I wrote in the Jan. 7 column that we'll someday enjoy laptop power in our watches. Any full-size screen and keyboard we sit down at will (with the owner's permission) work wirelessly as a front end to the CPU on our wrist. We won't have to lug around laptops, transformers, and cables anymore.

Until a Sony Vaio can squeeze into a Rolex, however, our killer gizmos will be "smart phones" -- cells that compute. This is a shift Microsoft is missing.

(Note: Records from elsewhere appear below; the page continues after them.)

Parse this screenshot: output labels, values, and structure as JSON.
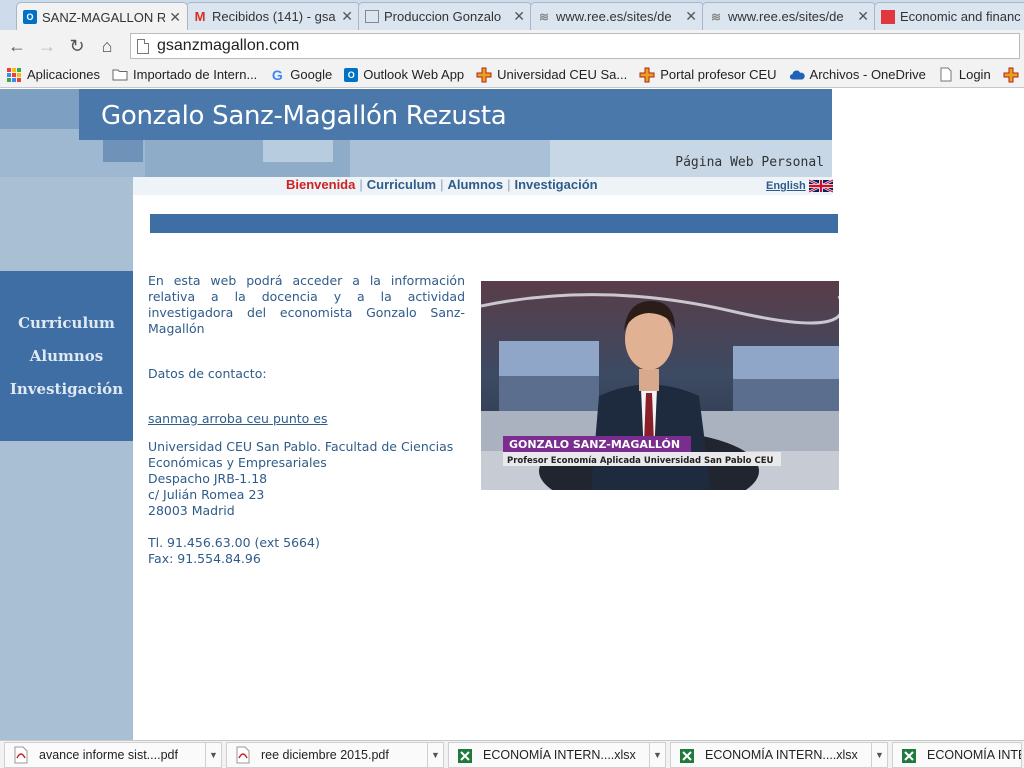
{
  "browser": {
    "tabs": [
      {
        "title": "SANZ-MAGALLON R",
        "icon": "outlook-icon",
        "color": "#0072c6",
        "active": true
      },
      {
        "title": "Recibidos (141) - gsa",
        "icon": "gmail-icon",
        "color": "#d93025",
        "active": false
      },
      {
        "title": "Produccion Gonzalo",
        "icon": "page-icon",
        "color": "#777777",
        "active": false
      },
      {
        "title": "www.ree.es/sites/de",
        "icon": "ree-icon",
        "color": "#777777",
        "active": false
      },
      {
        "title": "www.ree.es/sites/de",
        "icon": "ree-icon",
        "color": "#777777",
        "active": false
      },
      {
        "title": "Economic and financ",
        "icon": "red-square-icon",
        "color": "#e0383e",
        "active": false
      }
    ],
    "address": "gsanzmagallon.com",
    "bookmarks": [
      {
        "label": "Aplicaciones",
        "icon": "apps-grid-icon"
      },
      {
        "label": "Importado de Intern...",
        "icon": "folder-icon"
      },
      {
        "label": "Google",
        "icon": "google-icon"
      },
      {
        "label": "Outlook Web App",
        "icon": "outlook-icon"
      },
      {
        "label": "Universidad CEU Sa...",
        "icon": "ceu-cross-icon"
      },
      {
        "label": "Portal profesor CEU",
        "icon": "ceu-cross-icon"
      },
      {
        "label": "Archivos - OneDrive",
        "icon": "onedrive-icon"
      },
      {
        "label": "Login",
        "icon": "page-icon"
      }
    ],
    "downloads": [
      {
        "label": "avance informe sist....pdf",
        "icon": "pdf-icon"
      },
      {
        "label": "ree diciembre 2015.pdf",
        "icon": "pdf-icon"
      },
      {
        "label": "ECONOMÍA INTERN....xlsx",
        "icon": "excel-icon"
      },
      {
        "label": "ECONOMÍA INTERN....xlsx",
        "icon": "excel-icon"
      },
      {
        "label": "ECONOMÍA INTE",
        "icon": "excel-icon"
      }
    ]
  },
  "site": {
    "title": "Gonzalo Sanz-Magallón Rezusta",
    "subtitle": "Página Web Personal",
    "nav": {
      "bienvenida": "Bienvenida",
      "curriculum": "Curriculum",
      "alumnos": "Alumnos",
      "investigacion": "Investigación",
      "english": "English"
    },
    "side_menu": {
      "curriculum": "Curriculum",
      "alumnos": "Alumnos",
      "investigacion": "Investigación"
    },
    "intro": "En esta web podrá acceder a la información relativa a la docencia y a la actividad investigadora del economista Gonzalo Sanz-Magallón",
    "contact_label": "Datos de contacto:",
    "email": "sanmag arroba ceu punto es",
    "address": {
      "line1": "Universidad CEU San Pablo. Facultad de Ciencias",
      "line2": "Económicas y Empresariales",
      "line3": "Despacho JRB-1.18",
      "line4": "c/ Julián Romea 23",
      "line5": "28003 Madrid"
    },
    "phone": "Tl. 91.456.63.00 (ext 5664)",
    "fax": "Fax: 91.554.84.96",
    "photo": {
      "caption_name": "GONZALO SANZ-MAGALLÓN",
      "caption_role": "Profesor Economía Aplicada Universidad San Pablo CEU"
    },
    "colors": {
      "accent": "#3e6ea3",
      "link": "#2e5c8a",
      "current": "#cc2222"
    }
  }
}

"For the next 12 months, the OS of choice is probably Symbian," says Marco Boerries, CEO of VerdiSoft, a Palo Alto, Calif.-based company that networks cell phones, routers, and everything in between. "They did a good job of integrating J2ME [Java 2 Micro Edition]" developer environment.

Nokia's U.S. version, the 9290, goes on sale this spring. The Sony Ericsson ships globally, including in the United States, in the summer. A few other 800-pound gorillas that have committed to Symbian are Fujitsu, Motorola, Panasonic, Sanyo, and Siemens.

"Only 25 million PDAs shipped in 15 years," notes Symbian spokesman Paul Cockerton. "But last year alone, 400 million cell phones were sold."

Microsoft wants into this huge market and is pushing Windows Smart Phone code into Pocket PCs. For instance, Hewlett-Packard has a new, voice-enabled Jornada 928, which will ship in Europe (not the United States) in July. But cell-phone makers aren't going along. Only Sendo, a small U.K. startup, was showing a Windows-based cell phone at CeBit.

If I were a betting man, I'd say the gorillas are about to show Microsoft how to sell a billion potent computers disguised as handsets.